RIYADH: Saudi Arabia’s Public Investment Fund-backed AviLease achieved exceptional performance and sustainable business growth during 2025, supported by the strategic expansion of its global platform.

According to its financial results for 2025, AviLease recorded total revenues of $664 million, an annual increase of 19 percent, driven by disciplined growth in its asset portfolio and strong performance in aircraft remarketing amid sustained global demand for modern, fuel-efficient aircraft, the Saudi Press Agency reported.

Profit before tax doubled compared to the previous year, reaching $122 million. The year witnessed an expansion in AviLease’s portfolio, reaching 202 owned and managed aircraft, leased to over 50 airline companies in more than 30 countries. 

The total value of the company’s assets stabilized at $9.3 billion. AviLease maintained a 100 percent fleet utilization rate, reflecting the resilience of its business model, the efficiency of its asset management, and the strength of its strategic relationships with airlines around the world.

AviLease concluded purchase agreements for aircraft from Airbus, including the A320neo family and A350F, and Boeing 737 aircraft, aiming to enhance its future asset portfolio with modern, fuel-efficient aircraft. This step will contribute to supporting future growth and meeting increasing customer demand for the latest aircraft, aligning with the Kingdom’s ambitions to become a leading global aviation hub.

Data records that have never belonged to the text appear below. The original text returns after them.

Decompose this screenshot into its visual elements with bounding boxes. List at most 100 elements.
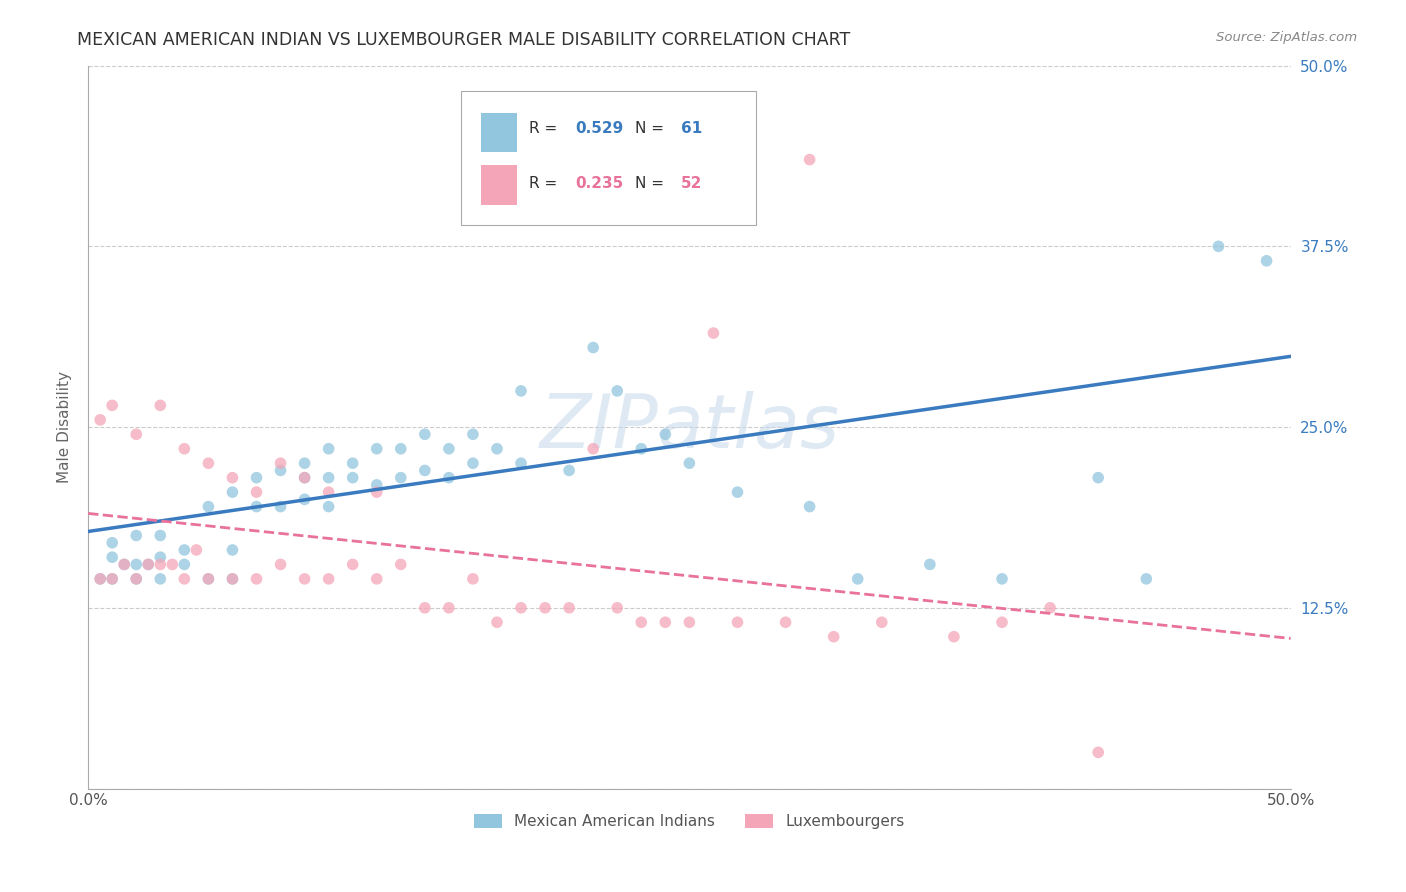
Text: Source: ZipAtlas.com: Source: ZipAtlas.com: [1216, 31, 1357, 45]
Point: [654, 427, 676, 442]
Point: [136, 558, 159, 572]
Point: [437, 600, 460, 615]
Point: [294, 456, 316, 470]
Point: [799, 500, 821, 514]
Point: [173, 442, 195, 456]
Point: [89, 572, 111, 586]
Text: 52: 52: [681, 176, 703, 191]
Point: [125, 558, 148, 572]
Point: [823, 630, 845, 644]
Point: [389, 442, 412, 456]
Point: [366, 572, 388, 586]
Point: [125, 528, 148, 542]
Text: R =: R =: [530, 176, 562, 191]
Point: [101, 535, 124, 549]
Point: [654, 123, 676, 137]
Point: [389, 471, 412, 485]
Point: [461, 572, 484, 586]
Point: [630, 442, 652, 456]
Point: [294, 572, 316, 586]
Point: [149, 558, 172, 572]
Text: R =: R =: [530, 121, 562, 136]
Point: [582, 341, 605, 355]
Point: [245, 572, 267, 586]
Point: [366, 442, 388, 456]
Point: [366, 485, 388, 500]
Point: [149, 528, 172, 542]
Point: [942, 630, 965, 644]
Point: [1087, 471, 1109, 485]
Point: [125, 572, 148, 586]
Point: [437, 442, 460, 456]
Point: [318, 442, 340, 456]
Text: N =: N =: [636, 176, 669, 191]
Point: [510, 456, 533, 470]
Point: [870, 615, 893, 630]
Text: 61: 61: [681, 121, 702, 136]
Point: [413, 600, 436, 615]
Point: [558, 463, 581, 477]
Point: [510, 384, 533, 398]
Point: [136, 558, 159, 572]
Point: [461, 427, 484, 442]
Text: N =: N =: [636, 121, 669, 136]
Point: [197, 572, 219, 586]
Point: [89, 413, 111, 427]
Point: [197, 572, 219, 586]
Point: [485, 615, 508, 630]
Point: [125, 427, 148, 442]
Point: [294, 471, 316, 485]
Point: [101, 398, 124, 412]
Point: [846, 572, 869, 586]
Point: [112, 558, 135, 572]
Point: [461, 456, 484, 470]
Point: [799, 153, 821, 167]
Point: [727, 615, 749, 630]
Point: [149, 398, 172, 412]
Point: [245, 485, 267, 500]
Point: [413, 427, 436, 442]
Point: [89, 572, 111, 586]
Point: [534, 600, 557, 615]
Point: [342, 471, 364, 485]
Point: [342, 558, 364, 572]
Point: [173, 558, 195, 572]
Point: [678, 456, 700, 470]
Point: [318, 471, 340, 485]
Point: [318, 500, 340, 514]
Point: [991, 572, 1014, 586]
Point: [654, 615, 676, 630]
Point: [582, 442, 605, 456]
Point: [101, 572, 124, 586]
Point: [558, 600, 581, 615]
Text: 0.529: 0.529: [575, 121, 623, 136]
Point: [727, 485, 749, 500]
Point: [294, 492, 316, 507]
Point: [1256, 253, 1278, 268]
Point: [221, 572, 243, 586]
Point: [702, 326, 724, 340]
Text: MEXICAN AMERICAN INDIAN VS LUXEMBOURGER MALE DISABILITY CORRELATION CHART: MEXICAN AMERICAN INDIAN VS LUXEMBOURGER …: [77, 31, 851, 49]
Point: [510, 600, 533, 615]
Point: [162, 558, 184, 572]
Point: [245, 471, 267, 485]
Point: [1135, 572, 1157, 586]
Point: [197, 500, 219, 514]
Point: [1208, 239, 1230, 253]
Point: [678, 615, 700, 630]
Point: [125, 572, 148, 586]
Point: [606, 600, 628, 615]
FancyBboxPatch shape: [481, 165, 517, 205]
Point: [221, 543, 243, 558]
Point: [318, 485, 340, 500]
Legend: Mexican American Indians, Luxembourgers: Mexican American Indians, Luxembourgers: [468, 808, 911, 835]
Point: [991, 615, 1014, 630]
Text: 0.235: 0.235: [575, 176, 623, 191]
Point: [606, 384, 628, 398]
Point: [630, 615, 652, 630]
Point: [270, 456, 292, 470]
Point: [186, 543, 208, 558]
Point: [197, 456, 219, 470]
Point: [485, 442, 508, 456]
Point: [606, 116, 628, 130]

AviLease strengthened its prestigious credit standing by obtaining a strong Baa2 credit ratings from Moody’s and BBB from Fitch, reflecting its financial solidity, managerial discipline, and efficiency in managing leverage. The company also successfully issued senior unsecured bonds worth $850 million last November under Regulation 144A/RegS. This issuance contributed to diversifying its funding sources and enhancing its financial flexibility.

Commenting on the results, AviLease CEO Edward O’Byrne said: “This exceptional performance reflects the quality of the company’s investment portfolio, the strength of its partnerships with airlines, and its strategic focus on responsibly deploying capital into highly sought-after, efficient, modern aircraft assets.”

He added: “As aviation markets continue to grow, AviLease is strategically positioned to continue its expansion plans and deliver sustainable long-term value for shareholders, contributing to the Kingdom’s ambitions.”

Throughout 2025, AviLease continued to play a pivotal role in the Kingdom’s growing aviation sector and contributed directly to the launch and scaling of the new national carrier, Riyadh Air, by completing a sale and leaseback transaction for a Boeing 787-9 aircraft, which thereby became the first aircraft to join the airline’s fleet.

AviLease also established a strategic partnership with Hassana Investment Co. This partnership aims to provide an opportunity for local and international investors to enter the aircraft financing asset class and benefit from AviLease’s technical expertise and operational capabilities to support partnership growth and enhance performance. 

Hassana Investment Co. has agreed to acquire an initial portfolio of 10 modern aircraft from AviLease.